Orkinos ölümlerinin sıcaklık artışı, oksijen azalması ve bakteriyel enfeksiyonlardan kaynaklandığını ifade eden Anbar, "Mayıs ve Haziran aylarında Akdeniz’de yakalanan orkinos balıkları, Çeşme bölgesine getirilerek burada besleniyor. Türkiye'deki orkinos çiftlikçiliği 2003 yılında başladı, bugün 22. yılına girildi. Ancak bu yıl, ilk defa bu kadar büyük çapta ölümler yaşanıyor. Tıpkı geçen sene İzmir Körfezi’nde ilk kez yaşanan balık ölümleri gibi. Özellikle yazlık konut sayısındaki artışla birlikte, atık suların büyük bir kısmı arıtılmadan denize deşarj ediliyor. Bulaşık suyu, hatta evsel tuvalet atıkları bile arıtılmadan denize gidiyor. Ve bu, deniz ekosistemini tamamen bozuyor. Bazı sözde uzmanlar, “Bu balıklar çiftlik balığı, doğaya bırakıldılar” ya da “okyanuslardan kaçtılar” gibi açıklamalarda bulunuyor. Sanki DNA analizi yapılmış gibi! Gerçek şu ki, ölümlerin sebebi doğada görülen bir bakteri türü. Bu bakteri önce doğada balık ölümlerine sebep oldu, ardından çiftliklerde görüldü. Bir başka iddia ise okyanus orkinoslarının çiftliklerdeki yemleri almak için saldırdığı ve bu yüzden yaralanıp öldükleri. Bunlar tamamen asılsız. Türkiye’de toplam beş orkinos çiftliği bulunuyor. Bunların dördü Çeşme Yarımadası’nda, biri ise Sığacık’ta. İlginçtir, Sığacık’taki çiftlikte hiçbir ölüm yaşanmadı. Aynı şekilde levrek ve çipura çiftliklerinde de bazı ölümler başladı. Ancak buralarda da gerekli tedbirler alınmakta ve ölen balıklar doğaya bırakılmadan bertaraf edilmektedir. Yaz aylarında deniz suyundaki oksijen oranı 8 miligram seviyesinden 6 miligrama kadar düşüyor. Bu da balıkların stres düzeyini artırıyor, bağışıklıklarını düşürüyor ve ölümleri beraberinde getiriyor" diye konuştu.

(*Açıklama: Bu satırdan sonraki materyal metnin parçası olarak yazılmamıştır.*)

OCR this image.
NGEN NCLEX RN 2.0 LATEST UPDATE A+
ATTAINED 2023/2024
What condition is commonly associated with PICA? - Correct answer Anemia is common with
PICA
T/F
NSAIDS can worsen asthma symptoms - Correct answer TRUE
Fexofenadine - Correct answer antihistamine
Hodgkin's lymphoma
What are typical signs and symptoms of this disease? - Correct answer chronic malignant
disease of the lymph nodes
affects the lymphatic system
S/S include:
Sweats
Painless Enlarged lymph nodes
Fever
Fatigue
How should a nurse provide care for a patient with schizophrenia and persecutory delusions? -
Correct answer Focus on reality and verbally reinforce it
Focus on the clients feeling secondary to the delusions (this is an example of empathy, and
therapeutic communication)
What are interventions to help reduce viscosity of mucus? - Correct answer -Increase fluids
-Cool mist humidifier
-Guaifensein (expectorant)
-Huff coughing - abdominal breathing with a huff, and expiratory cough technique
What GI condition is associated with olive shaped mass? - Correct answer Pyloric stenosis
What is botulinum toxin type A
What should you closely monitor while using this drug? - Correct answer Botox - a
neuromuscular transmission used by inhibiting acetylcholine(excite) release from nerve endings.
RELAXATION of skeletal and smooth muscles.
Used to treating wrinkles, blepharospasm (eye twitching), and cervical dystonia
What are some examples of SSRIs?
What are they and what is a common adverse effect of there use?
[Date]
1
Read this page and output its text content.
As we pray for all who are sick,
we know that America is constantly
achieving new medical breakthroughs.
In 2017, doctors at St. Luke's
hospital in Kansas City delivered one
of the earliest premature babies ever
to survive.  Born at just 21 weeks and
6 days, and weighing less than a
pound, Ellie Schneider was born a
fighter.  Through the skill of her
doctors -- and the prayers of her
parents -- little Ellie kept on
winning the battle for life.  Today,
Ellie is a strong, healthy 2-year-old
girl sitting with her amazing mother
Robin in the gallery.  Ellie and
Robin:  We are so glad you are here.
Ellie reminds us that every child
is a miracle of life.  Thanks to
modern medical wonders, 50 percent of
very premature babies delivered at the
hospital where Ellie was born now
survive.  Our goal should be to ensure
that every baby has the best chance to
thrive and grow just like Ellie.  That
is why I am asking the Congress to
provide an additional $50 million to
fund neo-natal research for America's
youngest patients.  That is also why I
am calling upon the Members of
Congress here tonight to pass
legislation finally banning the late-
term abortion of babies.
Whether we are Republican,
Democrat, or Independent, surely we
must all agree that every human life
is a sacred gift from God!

DENETİMLER DERHAL BAŞLAMALI

Yapılması gerekenler hakkında da önerilerde bulunan Anbar, "Derhal denetimler başlamalıdır. Özellikle Çeşme Yarımadası’ndaki ikincil konutların atık suları mutlaka arıtılmalı, ardından denize deşarj edilmelidir. Çevre ve Şehircilik Bakanlığı, İzmir Büyükşehir Belediyesi ve diğer ilgili yerel yönetimlere ivedilikle maddi ve bilimsel destek sağlamalıdır. Bu süreç sadece İzmir’in değil, ülkemizin geleceği açısından da önemlidir" dedi.